REVIEW: ‘Buffy The Vampire Slayer: The Chosen Ones,’ Issue #1

Reading Time: 4 minutes

Buffy The Vampire Slayer: The Chosen Ones #1

The world of the Buffy-verse is vast. As the slayer, Buffy is only one in a long line of chosen women to bear the weight of the world on their shoulders and face dangers that are worse than nightmares. With Buffy The Vampire Slayer: The Chosen Ones from BOOM! Studios, fans of Joss Whedon’s Buffy-verse are set to discover the first full appearances of the Slayers from past eras.

We got our first peek at these heroines in the variant covers for Buffy the Vampire Slayer. Now, in The Chosen Ones, we get to see into their lives as each issue of this one-shot contain multiple stories. For those familiar with the Slayer timeline of the established Buffy-verse, these histories fit into the new reimagined timeline started with Buffy The Vampire Slayer #1 earlier this year.

In The Chosen Ones #1 we get three stories of historical slayers, the first of which is titled “The Mission.” Written by Mairghread Scott, with art from Ornella Sacarese, colors from Wesllei Manoel, and letters by Jime Campbell, we watch the creation of the Hellmouth in 19th century Sunnydale and meet a Native American Slayer named Hutash.

Buffy The Vampire Slayer: The Chosen Ones #1

The monsters in “The Mission” are two-fold, the Spanish who are vampires and the Spanish who are not. Both carry a sense of superiority that leads them to view the indigenous people as less-deserving of the land and less-deserving of life. While this story builds out the lore of the Hellmouth in the heart of Sunnydale it also offers a look at the monstrosity of colonization. There is no difference between the vampires looking to turn the indigenous population into food and the colonizers looking to turn them into slaves.

Through Hutash, we see a fight against both monsters as she pushes her Watcher away and chooses her people over the Council’s mission. Scott’s writing is powerful here and Sacarese’s art is breathtaking. Both worked to bring a powerful story, accented with a beautiful narration of the story from Hutash herself.
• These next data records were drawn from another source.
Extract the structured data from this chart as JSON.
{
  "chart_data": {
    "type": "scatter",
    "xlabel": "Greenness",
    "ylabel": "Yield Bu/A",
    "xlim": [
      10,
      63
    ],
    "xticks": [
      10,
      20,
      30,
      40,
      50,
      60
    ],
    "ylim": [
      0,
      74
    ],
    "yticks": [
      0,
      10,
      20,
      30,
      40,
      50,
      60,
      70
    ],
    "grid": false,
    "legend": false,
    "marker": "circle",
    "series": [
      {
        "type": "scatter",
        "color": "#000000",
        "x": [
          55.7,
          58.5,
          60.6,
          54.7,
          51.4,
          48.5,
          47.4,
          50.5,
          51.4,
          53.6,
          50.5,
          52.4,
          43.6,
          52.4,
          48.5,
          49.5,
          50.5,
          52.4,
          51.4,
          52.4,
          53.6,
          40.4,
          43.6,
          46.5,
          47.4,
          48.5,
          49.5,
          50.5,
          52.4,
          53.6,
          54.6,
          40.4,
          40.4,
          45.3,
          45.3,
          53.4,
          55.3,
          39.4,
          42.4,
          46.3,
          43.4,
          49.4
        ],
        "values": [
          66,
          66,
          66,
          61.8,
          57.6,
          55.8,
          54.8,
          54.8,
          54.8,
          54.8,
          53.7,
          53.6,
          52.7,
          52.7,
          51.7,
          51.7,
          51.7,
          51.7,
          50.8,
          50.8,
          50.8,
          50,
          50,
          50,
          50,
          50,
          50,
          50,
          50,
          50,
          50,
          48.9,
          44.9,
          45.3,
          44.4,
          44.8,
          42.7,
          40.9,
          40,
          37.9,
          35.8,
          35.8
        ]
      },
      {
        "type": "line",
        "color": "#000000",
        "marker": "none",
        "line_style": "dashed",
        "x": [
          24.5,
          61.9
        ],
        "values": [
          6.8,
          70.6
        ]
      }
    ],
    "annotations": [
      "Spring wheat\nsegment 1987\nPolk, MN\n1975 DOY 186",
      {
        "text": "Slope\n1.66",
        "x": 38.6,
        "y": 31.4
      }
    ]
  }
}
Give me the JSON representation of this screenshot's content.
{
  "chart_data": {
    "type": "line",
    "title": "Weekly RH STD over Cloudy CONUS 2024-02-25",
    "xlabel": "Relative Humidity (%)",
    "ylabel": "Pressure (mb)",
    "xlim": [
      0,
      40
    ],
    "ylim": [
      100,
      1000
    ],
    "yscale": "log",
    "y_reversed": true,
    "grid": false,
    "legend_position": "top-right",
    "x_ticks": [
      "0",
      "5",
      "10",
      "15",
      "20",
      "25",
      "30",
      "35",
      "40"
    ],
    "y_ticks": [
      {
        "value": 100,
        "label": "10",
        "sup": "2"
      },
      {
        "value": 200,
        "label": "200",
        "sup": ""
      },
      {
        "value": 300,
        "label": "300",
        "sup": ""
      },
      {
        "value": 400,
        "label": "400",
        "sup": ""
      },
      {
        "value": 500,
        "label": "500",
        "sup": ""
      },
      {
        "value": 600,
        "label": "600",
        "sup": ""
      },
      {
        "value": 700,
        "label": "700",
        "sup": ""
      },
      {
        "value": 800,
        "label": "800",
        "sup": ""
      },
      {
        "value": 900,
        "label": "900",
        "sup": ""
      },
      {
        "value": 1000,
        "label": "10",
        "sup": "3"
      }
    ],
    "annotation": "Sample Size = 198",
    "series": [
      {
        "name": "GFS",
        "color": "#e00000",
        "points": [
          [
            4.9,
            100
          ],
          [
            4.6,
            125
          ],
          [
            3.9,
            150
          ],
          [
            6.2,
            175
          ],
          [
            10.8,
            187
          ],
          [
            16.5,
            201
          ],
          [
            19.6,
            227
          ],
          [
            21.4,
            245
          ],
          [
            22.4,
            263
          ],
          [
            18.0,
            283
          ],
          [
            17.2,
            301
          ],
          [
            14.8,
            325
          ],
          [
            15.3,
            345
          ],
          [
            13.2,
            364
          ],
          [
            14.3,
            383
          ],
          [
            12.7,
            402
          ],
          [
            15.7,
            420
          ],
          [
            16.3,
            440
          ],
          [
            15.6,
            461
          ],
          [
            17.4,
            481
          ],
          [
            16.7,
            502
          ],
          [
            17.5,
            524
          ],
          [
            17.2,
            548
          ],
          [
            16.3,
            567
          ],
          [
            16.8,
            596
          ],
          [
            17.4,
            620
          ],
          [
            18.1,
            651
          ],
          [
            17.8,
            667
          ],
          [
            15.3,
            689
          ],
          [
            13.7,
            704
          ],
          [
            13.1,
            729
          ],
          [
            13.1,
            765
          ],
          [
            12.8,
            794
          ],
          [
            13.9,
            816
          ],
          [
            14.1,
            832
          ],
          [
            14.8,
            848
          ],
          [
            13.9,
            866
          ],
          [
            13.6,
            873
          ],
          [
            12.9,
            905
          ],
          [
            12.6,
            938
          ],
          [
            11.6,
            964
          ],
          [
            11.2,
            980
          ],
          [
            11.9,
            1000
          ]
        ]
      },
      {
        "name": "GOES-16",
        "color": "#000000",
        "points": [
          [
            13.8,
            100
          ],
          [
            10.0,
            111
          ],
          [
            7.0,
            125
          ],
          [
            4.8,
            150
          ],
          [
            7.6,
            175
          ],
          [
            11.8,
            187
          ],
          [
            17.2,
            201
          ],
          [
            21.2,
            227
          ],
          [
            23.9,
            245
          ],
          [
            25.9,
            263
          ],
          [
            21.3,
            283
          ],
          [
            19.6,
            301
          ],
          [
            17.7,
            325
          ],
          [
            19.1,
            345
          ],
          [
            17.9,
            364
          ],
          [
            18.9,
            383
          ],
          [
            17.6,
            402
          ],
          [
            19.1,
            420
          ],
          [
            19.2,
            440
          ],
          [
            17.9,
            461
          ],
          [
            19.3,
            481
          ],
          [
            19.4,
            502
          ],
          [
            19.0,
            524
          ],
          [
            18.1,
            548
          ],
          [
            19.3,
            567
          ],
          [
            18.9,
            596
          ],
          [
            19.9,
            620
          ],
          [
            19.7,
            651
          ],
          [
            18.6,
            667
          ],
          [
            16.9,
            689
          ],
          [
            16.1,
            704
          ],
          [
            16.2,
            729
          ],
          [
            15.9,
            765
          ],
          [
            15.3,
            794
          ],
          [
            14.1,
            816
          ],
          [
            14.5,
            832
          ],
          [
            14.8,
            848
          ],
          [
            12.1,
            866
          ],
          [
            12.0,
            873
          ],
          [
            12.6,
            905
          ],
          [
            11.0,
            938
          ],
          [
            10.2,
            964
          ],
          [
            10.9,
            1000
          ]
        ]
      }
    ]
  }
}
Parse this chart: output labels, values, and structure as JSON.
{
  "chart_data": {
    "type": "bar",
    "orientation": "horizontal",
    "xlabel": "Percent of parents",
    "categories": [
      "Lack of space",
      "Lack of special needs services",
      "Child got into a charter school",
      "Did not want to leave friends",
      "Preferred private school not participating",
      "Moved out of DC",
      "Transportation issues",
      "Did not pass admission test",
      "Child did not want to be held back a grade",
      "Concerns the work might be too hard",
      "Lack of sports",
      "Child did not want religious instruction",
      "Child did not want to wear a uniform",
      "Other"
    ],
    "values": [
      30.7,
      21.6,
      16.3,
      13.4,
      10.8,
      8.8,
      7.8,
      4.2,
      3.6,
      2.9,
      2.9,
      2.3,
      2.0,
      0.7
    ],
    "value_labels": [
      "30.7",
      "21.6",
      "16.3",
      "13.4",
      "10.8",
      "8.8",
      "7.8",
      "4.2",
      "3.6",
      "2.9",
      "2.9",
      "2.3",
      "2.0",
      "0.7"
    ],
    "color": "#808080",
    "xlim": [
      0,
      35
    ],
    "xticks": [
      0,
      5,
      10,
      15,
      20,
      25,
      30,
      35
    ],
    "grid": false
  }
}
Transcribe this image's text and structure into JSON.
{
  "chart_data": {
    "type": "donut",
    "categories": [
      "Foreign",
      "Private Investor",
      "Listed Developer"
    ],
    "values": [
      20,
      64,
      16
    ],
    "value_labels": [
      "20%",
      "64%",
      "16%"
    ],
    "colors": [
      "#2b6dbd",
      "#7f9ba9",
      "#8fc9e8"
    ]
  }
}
The second story in The Chosen Ones #1 is titled “The Eating of Men” and follows a slayer named Silvia, a young girl in 14th century Italy. Written and illlustrated by Celia Lowenthal, this story is far different than the first in this issue. While Hutash is a capable, strong, and aware of the dangers of the world, Silvia is naïve, a child, and still living her life as if that the “man-eater” her friends talk about is nothing more than a legend, not a reality.

Buffy The Vampire Slayer: The Chosen Ones #1

“The Eating of Men” follows Silvia as she discovers the truth about the world and awakens. The story is wordy but effective and the art is hard to adjust to given the strength and style of “The Mission.” This story is bathed in reds and blues, with thin linework accenting pages that use simple colors. It adds a pop art feel that grows on you as the story picks up.

“The Eating of Men” is effective as a coming of age story for a Slayer. It offers up a child-like view of the world while breaking it in the same narrative. The variances in Slayer experiences is one to be commended in The Chosen Ones #1 as the third and final story brings more differences.

The last story of this issue is “Behind the Mask,” written and illustrated by Alex Sharpe. It follows a Slayer names Adelaide in 1820 Paris. Adventurous and unafraid, “Behind the Mask” offers up a story that is very different than the other two in The Chosen Ones #1. It’s just fun. There isn’t a larger emotional message, just a slayer who is good at what she does and is unafraid.

Buffy The Vampire Slayer: The Chosen Ones #1

While Sacarese’s art from “The Mission” remains my favorite of the three stories in this number one, Sharpe’s art is a beautiful Nouveau-Vaudeville style that flows on the page, leading you to hear the music from the masquerade as you move through the pages. It’s simplistic in its story and its coloring, mostly yellows with pops of red, but it gets the job done, rounding out the Slayer stories.

Perhaps the saddest part of The Chosen Ones #1 is that “Behind the Mask” takes place 12 years after “The Mission.” Given that only one Slayer can be awakened at any given time it means that Hutash did not live into old age. That being said, Buffy The Vampire Slayer: The Chosen Ones #1 proves to be a wonderful and inspective piece of Slayer lore that also aims to move its audience. As a die-hard Buffy fan, I can’t wait for the rest of this one-shot and how it expands the Buffy-verse.

Buffy The Vampire Slayer: The Chosen Ones #1 is available now.